After Brett I didn't feel like hooking up. The beginning of this last winter was spent with me reflecting on how I wanted to engage men in the future. I became very introspective, but after two to three months, I started crawling out of my shell. I found a few men to keep me warm. Peter, Mark, Tom, and especially the delightful and entertaining John, thanks for doin me.
This last weekend was the Black Party (one of the bigger leather dance parties in the world) here in New York. I wore a leather jock strap and boots, and the line between flirting and sex became very blurry throughout the night. So let me just give a general shout out. Men of the Black Party, thanks for doin me.
And my dear New York. You did me real good, didn't you?! In other cities I dreamt of what I wanted to be. In New York I started realizing those dreams, and then learned what I don't want to be. I had the best relationship of my life, but learned that I can't handle opening a relationship too early. I got the corporate job that was my ideal of success, and then found instantly that I didn't fit in the environment.

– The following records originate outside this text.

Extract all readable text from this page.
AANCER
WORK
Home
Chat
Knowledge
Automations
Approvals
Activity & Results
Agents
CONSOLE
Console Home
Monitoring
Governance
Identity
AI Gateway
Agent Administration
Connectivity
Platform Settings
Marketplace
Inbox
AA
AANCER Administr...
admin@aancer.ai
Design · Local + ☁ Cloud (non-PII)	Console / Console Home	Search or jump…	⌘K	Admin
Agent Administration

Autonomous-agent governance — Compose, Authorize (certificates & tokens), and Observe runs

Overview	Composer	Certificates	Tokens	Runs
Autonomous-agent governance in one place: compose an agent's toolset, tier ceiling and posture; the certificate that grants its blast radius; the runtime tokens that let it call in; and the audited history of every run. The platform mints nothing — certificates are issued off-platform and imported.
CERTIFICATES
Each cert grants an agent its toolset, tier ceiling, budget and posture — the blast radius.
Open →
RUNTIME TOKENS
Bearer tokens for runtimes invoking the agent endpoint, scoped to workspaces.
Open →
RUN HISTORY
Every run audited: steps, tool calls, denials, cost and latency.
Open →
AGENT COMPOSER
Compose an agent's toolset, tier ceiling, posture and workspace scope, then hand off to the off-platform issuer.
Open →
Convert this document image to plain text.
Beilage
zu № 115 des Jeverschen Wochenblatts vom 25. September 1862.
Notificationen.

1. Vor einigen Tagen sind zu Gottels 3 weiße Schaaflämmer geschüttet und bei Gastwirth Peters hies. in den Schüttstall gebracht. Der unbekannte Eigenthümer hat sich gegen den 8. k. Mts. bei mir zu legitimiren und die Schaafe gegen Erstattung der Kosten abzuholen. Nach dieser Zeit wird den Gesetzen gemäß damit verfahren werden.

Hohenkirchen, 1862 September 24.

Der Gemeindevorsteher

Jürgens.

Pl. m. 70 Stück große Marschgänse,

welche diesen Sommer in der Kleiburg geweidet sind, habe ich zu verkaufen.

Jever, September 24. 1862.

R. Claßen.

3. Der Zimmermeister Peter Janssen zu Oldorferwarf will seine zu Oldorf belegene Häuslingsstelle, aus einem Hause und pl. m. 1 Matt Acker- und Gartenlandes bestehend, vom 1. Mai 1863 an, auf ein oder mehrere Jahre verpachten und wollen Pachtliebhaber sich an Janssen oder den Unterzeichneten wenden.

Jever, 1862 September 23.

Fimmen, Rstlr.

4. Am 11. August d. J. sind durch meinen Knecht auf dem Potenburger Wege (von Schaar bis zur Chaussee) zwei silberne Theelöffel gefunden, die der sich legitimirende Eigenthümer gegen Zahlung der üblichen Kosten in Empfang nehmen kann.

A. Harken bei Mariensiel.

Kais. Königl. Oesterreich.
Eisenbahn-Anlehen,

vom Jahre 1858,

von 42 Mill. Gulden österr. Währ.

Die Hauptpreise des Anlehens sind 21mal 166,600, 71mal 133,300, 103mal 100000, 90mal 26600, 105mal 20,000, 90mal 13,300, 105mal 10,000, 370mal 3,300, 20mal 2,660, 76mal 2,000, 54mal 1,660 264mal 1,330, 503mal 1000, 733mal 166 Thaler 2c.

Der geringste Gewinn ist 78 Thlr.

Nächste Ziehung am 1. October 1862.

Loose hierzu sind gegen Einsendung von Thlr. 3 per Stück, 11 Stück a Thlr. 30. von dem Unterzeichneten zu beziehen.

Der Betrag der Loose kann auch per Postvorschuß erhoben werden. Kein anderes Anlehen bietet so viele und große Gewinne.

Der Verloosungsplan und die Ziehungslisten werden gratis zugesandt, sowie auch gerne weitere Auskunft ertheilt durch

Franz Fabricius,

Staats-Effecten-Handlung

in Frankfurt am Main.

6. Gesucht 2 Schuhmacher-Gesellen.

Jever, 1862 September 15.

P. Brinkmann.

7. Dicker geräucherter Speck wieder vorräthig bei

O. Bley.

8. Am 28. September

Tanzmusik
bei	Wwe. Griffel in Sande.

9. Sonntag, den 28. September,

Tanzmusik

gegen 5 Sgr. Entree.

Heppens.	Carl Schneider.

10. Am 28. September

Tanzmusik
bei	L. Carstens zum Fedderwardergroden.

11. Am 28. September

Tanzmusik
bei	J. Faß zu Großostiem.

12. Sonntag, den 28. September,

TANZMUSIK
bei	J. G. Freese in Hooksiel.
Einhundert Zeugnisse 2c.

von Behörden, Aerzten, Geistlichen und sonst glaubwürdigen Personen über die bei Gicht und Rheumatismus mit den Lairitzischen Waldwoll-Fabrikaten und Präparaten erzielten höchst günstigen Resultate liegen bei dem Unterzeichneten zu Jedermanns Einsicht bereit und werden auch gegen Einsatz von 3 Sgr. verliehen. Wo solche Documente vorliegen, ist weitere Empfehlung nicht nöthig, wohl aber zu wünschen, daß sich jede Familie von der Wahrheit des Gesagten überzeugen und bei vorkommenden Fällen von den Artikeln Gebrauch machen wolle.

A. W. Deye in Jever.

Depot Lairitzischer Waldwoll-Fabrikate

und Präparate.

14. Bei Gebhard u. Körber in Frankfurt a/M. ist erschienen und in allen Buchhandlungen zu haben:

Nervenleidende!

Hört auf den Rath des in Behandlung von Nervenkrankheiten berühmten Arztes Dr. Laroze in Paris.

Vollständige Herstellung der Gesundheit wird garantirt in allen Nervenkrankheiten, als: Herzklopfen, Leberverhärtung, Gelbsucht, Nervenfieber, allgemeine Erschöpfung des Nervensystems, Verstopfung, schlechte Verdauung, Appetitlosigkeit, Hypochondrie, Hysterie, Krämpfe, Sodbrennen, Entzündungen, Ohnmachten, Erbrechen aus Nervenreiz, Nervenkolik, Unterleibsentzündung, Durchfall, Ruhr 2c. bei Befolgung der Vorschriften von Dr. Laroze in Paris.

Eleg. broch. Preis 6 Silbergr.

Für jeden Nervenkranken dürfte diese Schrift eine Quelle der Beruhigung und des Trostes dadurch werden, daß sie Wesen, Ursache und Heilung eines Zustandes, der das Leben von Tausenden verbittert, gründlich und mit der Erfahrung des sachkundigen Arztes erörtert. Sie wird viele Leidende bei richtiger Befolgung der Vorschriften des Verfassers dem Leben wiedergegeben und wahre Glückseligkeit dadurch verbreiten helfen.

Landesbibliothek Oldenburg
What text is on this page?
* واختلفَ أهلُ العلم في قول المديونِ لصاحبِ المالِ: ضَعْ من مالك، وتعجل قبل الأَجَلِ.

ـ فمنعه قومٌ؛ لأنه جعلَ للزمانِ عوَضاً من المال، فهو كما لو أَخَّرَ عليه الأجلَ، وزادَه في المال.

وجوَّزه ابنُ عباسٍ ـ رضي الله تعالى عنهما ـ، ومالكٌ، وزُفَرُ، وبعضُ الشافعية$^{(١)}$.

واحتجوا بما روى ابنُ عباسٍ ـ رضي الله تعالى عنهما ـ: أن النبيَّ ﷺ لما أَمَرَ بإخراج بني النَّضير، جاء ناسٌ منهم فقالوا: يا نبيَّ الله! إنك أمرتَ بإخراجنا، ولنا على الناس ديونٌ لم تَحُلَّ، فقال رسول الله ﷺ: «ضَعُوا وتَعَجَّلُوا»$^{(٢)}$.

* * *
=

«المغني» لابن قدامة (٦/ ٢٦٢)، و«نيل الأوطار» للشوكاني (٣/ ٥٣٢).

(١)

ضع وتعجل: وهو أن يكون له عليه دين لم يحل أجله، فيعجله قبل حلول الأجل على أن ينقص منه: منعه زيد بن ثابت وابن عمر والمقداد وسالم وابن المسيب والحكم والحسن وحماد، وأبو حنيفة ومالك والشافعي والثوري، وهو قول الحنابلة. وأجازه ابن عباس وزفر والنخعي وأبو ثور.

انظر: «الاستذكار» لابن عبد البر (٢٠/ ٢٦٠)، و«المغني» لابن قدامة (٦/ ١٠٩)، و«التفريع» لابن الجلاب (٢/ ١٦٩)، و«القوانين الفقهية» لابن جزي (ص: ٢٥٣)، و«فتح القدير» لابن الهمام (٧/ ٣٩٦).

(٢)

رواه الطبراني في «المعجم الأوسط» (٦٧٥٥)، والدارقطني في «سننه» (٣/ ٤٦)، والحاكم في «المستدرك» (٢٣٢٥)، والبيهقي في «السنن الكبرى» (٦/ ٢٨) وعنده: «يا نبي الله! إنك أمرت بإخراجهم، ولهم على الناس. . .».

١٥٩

Then you threw one last curve ball at the end, didn't you New York?! You gave me several great dates with a wonderful man. You made him funny enough to exhaust me from laughing. You made him just my type. You made him masculine, charming, affectionate, and vulnerable. But I'm on to your game New York. I don't fall for tricks so easily anymore. I'm going to leave you before I have a single negative memory of him, and always wonder what would have happened had I stayed. And in the near future I will hold all potential boyfriends up to the unrealistic expectations that I will base on the perfect scenario that could have been. Marshall, I will miss you.
Through it all, I still love you New York. Goodbye Great City. Thanks for doin me.